14 setembro, 2010

O contrato dos amantes: uma despedida do mundo

A vida de carne e osso é intensamente mais deliciosa para ser resumida ao sofrimento do amor não correspondido, ou do enamoramento desfeito. É necessário imaginar aquele(a) que nos ama não como quem deve corresponder aos nossos ideais, mas antes como outro, também, de carne e osso, tão contraditório como nós, tão cheio de desejos como nós, tão cheio de mentiras como nós e tão capaz de ocultar conteúdos quanto nós.

Amor não é prestação de contas afetivas, contrato para estar junto o tempo inteiro, também é necessário de espaço, de liberdade para ser só, de poder estar diante da própria solidão e do silêncio sem necessidade de justificativas, de poder sair sozinho(a) com os amigos, de poder querer jogar futebol sem que isso significa a troca da namorada pelo futebol, etc.

É saber compartilhar a vida sabendo de antemão que essas vidas não se resumem ao restrito casulo dos amantes, aliás, casulo este que deve ser desfeito, ou corre-se o risco de não estar diante da abertura do mundo e das coisas; tão ausentes do mundo os amantes costumam ficar, reclusos em suas cavernas de idealizações, que quando a ruptura chega eles costumam ficar sem rumo.

O enamoramento pode ser tantas coisas mas costumamos vivenciá-lo como um contrato de ideais (geralmente estabelecido implicitamente) que devem ser justificados entre as partes e do qual é impossível de ser mantido dada a incompatibilidade com a vida: exige-se que o natural torne-se artificial, e vice-versa.

Às vezes parece simples, no discurso, apontar os absurdos do enamoramento. Mas quão difícil é trabalhar, num enquadramento terapêutico, com pessoas que estão sofrendo porque perderam o namorado(a), trazem uma figura amada altamente idealizada e cristalizada, difícil de ser desfeita, desconfiados pois ao mesmo tempo que a sociedade “ama romanticamente” ela também humilha os que sofrem e se queixam pela perda da figura amada. São pessoas com possibilidades muito restritas pois até então, no relacionamento, ambos se bastavam um ao outro, podendo inclusive o mundo acabar que não seria o suficiente para abalar o “mundo” em que estavam vivendo; não há ou quase não há motivação para mudanças pois as mudanças e as possibilidades perdem sua razão de ser sem a razão primordial que fora perdida no amor, falam que nunca mais poderão ser felizes pois não irão conseguir amar mais ninguém, comportam-se como “vítimas do universo”… etc.
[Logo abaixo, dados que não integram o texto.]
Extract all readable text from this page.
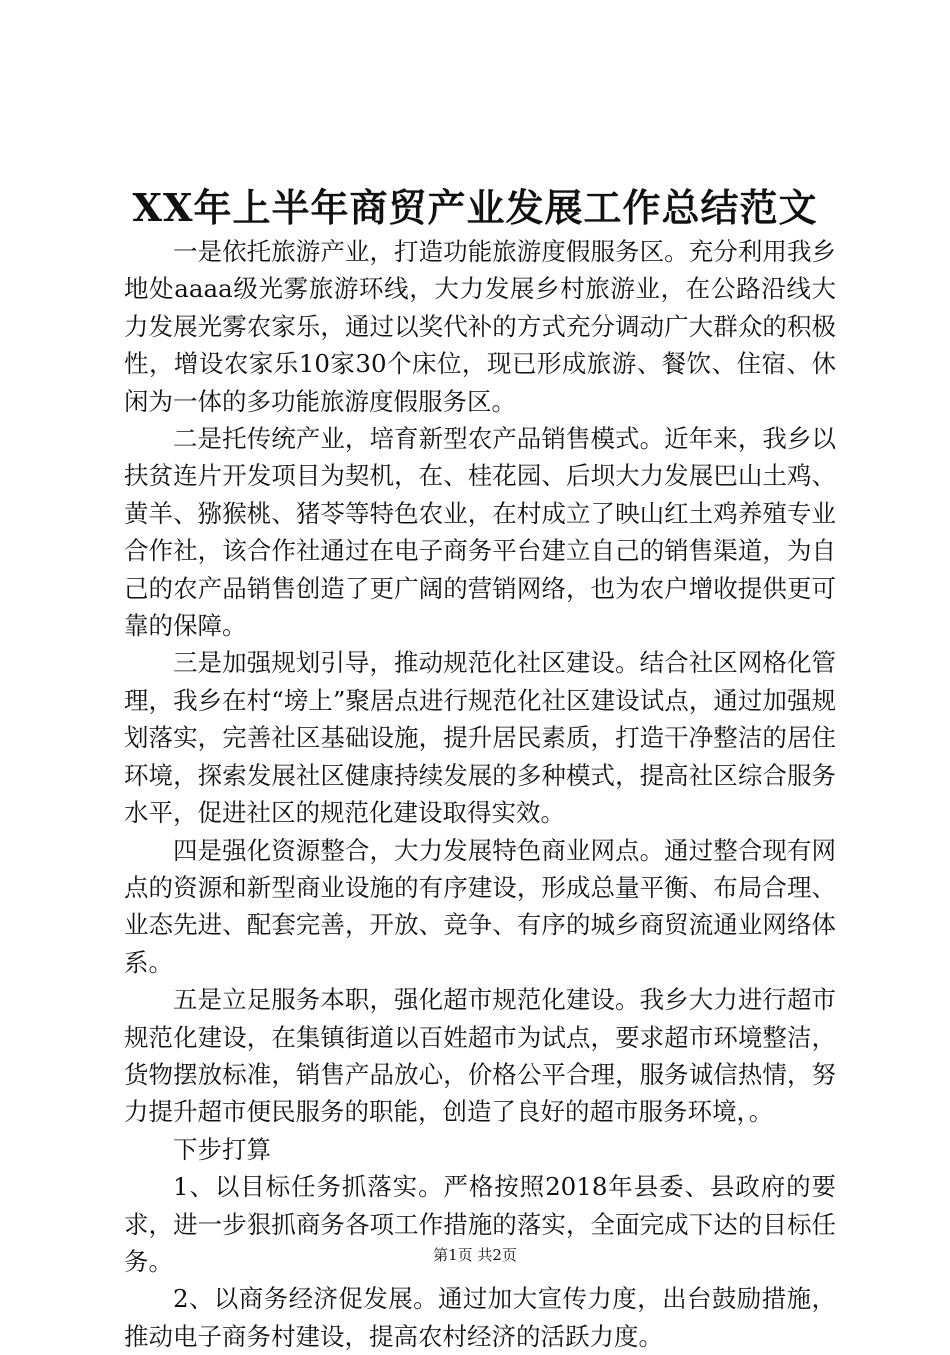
XX年上半年商贸产业发展工作总结范文

一是依托旅游产业，打造功能旅游度假服务区。充分利用我乡地处aaaa级光雾旅游环线，大力发展乡村旅游业，在公路沿线大力发展光雾农家乐，通过以奖代补的方式充分调动广大群众的积极性，增设农家乐10家30个床位，现已形成旅游、餐饮、住宿、休闲为一体的多功能旅游度假服务区。

二是托传统产业，培育新型农产品销售模式。近年来，我乡以扶贫连片开发项目为契机，在、桂花园、后坝大力发展巴山土鸡、黄羊、猕猴桃、猪苓等特色农业，在村成立了映山红土鸡养殖专业合作社，该合作社通过在电子商务平台建立自己的销售渠道，为自己的农产品销售创造了更广阔的营销网络，也为农户增收提供更可靠的保障。

三是加强规划引导，推动规范化社区建设。结合社区网格化管理，我乡在村“塝上”聚居点进行规范化社区建设试点，通过加强规划落实，完善社区基础设施，提升居民素质，打造干净整洁的居住环境，探索发展社区健康持续发展的多种模式，提高社区综合服务水平，促进社区的规范化建设取得实效。

四是强化资源整合，大力发展特色商业网点。通过整合现有网点的资源和新型商业设施的有序建设，形成总量平衡、布局合理、业态先进、配套完善，开放、竞争、有序的城乡商贸流通业网络体系。

五是立足服务本职，强化超市规范化建设。我乡大力进行超市规范化建设，在集镇街道以百姓超市为试点，要求超市环境整洁，货物摆放标准，销售产品放心，价格公平合理，服务诚信热情，努力提升超市便民服务的职能，创造了良好的超市服务环境，。

下步打算

1、以目标任务抓落实。严格按照2018年县委、县政府的要求，进一步狠抓商务各项工作措施的落实，全面完成下达的目标任务。

2、以商务经济促发展。通过加大宣传力度，出台鼓励措施，推动电子商务村建设，提高农村经济的活跃力度。

第1页 共2页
Nessas situações, de processo lento, difícil e entediante, quando se consegue quebrar os ídolos do amor romântico, tem-se a alegria de estar diante de alguém que consegue sair de um mundo suprassensível para entrar no mundo do aqui-e-agora, e ainda assustado diante do imenso e inaudito mundo que até então não se percebia, se vê extasiado pelas amplas possibilidades que agora se tornam potenciais, possibilidades estas muito mais prazerosas pois eram tidas como algo impensáveis até então.

Parte do processo de ajudar pessoas a superar uma perspectiva de amor romântico que lhes engessa a vida através de valores tidos como naturais e inquestionáveis, é possibilitar que essas pessoas sejam capazes de praticar a iconoclastia contra seus próprios ídolos que até então os acorrentava (às vezes até alguns ídolos da ideologia psicanalítica), talvez esse seja o trabalho mais fundamental para que essas pessoas possam, pouco a pouco, novamente se inserir no mundo de beleza e terror que é este e não outro.